Les hémorroïdes sont des coussinets vasculaires normalement présents dans le canal anal : de petits amas de vaisseaux qui participent à la continence. On ne parle de « maladie hémorroïdaire » que lorsque ces coussinets se dilatent, s’enflamment ou glissent vers l’extérieur, provoquant saignements, gêne ou douleur. C’est l’un des motifs de consultation proctologique les plus fréquents.
Avoir des hémorroïdes n’a donc rien d’anormal en soi ; le problème vient de leur gonflement. Bénigne dans l’immense majorité des cas, la maladie hémorroïdaire reste inconfortable et son principal symptôme — le saignement — partage des points communs avec d’autres affections, d’où l’importance d’un diagnostic.
Hémorroïdes internes et externes : la différence
La distinction repose sur la localisation par rapport à la ligne pectinée, une frontière du canal anal. Les internes, situées au-dessus, sont recouvertes de muqueuse peu sensible : elles font donc rarement mal et se manifestent surtout par un saignement ou une protrusion. Les externes, sous la peau près de la marge anale, sont innervées : elles peuvent être très douloureuses, surtout si un caillot s’y forme (thrombose).
Critère / Internes / Externes
Localisation
dans le canal anal
sous la peau, marge anale
Douleur
souvent indolores
douloureuses si thrombose
Signe principal
saignement rouge vif
boule palpable
Classification
4 grades
non gradées
Les 4 grades des hémorroïdes internes
Les hémorroïdes internes sont classées selon leur degré de prolapsus (descente vers l’extérieur). Cette classification oriente le traitement, du plus simple au plus invasif :
- Grade I : pas de prolapsus, saignement possible.
- Grade II : prolapsus à la poussée, qui se réduit spontanément.
- Grade III : prolapsus nécessitant une réduction manuelle.
- Grade IV : prolapsus permanent, non réductible.
Les grades bas (I-II) répondent souvent aux mesures d’hygiène et aux procédures peu invasives, tandis que les grades élevés (III-IV) peuvent relever de la chirurgie. Le grade se détermine lors de l’examen proctologique.

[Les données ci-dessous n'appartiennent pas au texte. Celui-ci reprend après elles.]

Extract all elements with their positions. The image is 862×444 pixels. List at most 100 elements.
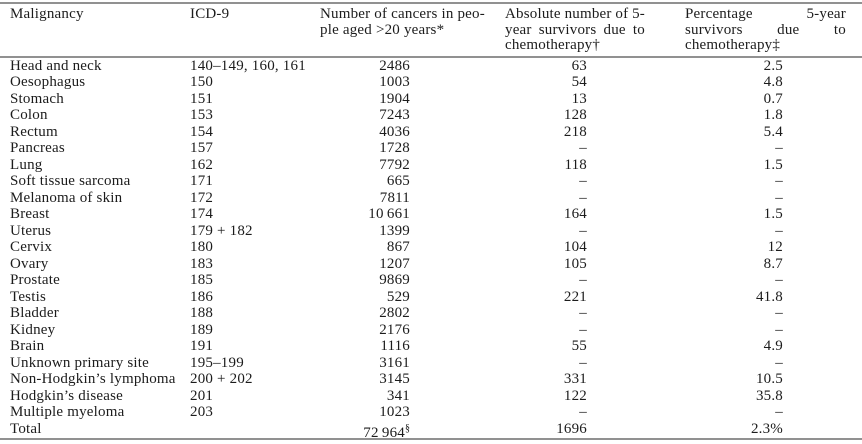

« La plupart des patients n’ont pas besoin de chirurgie. En réglant la constipation et en traitant tôt, on contrôle la majorité des hémorroïdes. Mais il ne faut jamais attribuer un saignement aux hémorroïdes sans l’avoir vérifié. »
— Op. Dr. Yasir Gözü
Les symptômes des hémorroïdes
Le symptôme le plus fréquent est un saignement rouge vif, indolore, au moment de la selle (sur le papier ou dans la cuvette). S’y ajoutent une protrusion (boule qui sort), des démangeaisons, un suintement, une sensation de gêne ou de pesanteur, et parfois une douleur aiguë en cas de thrombose externe.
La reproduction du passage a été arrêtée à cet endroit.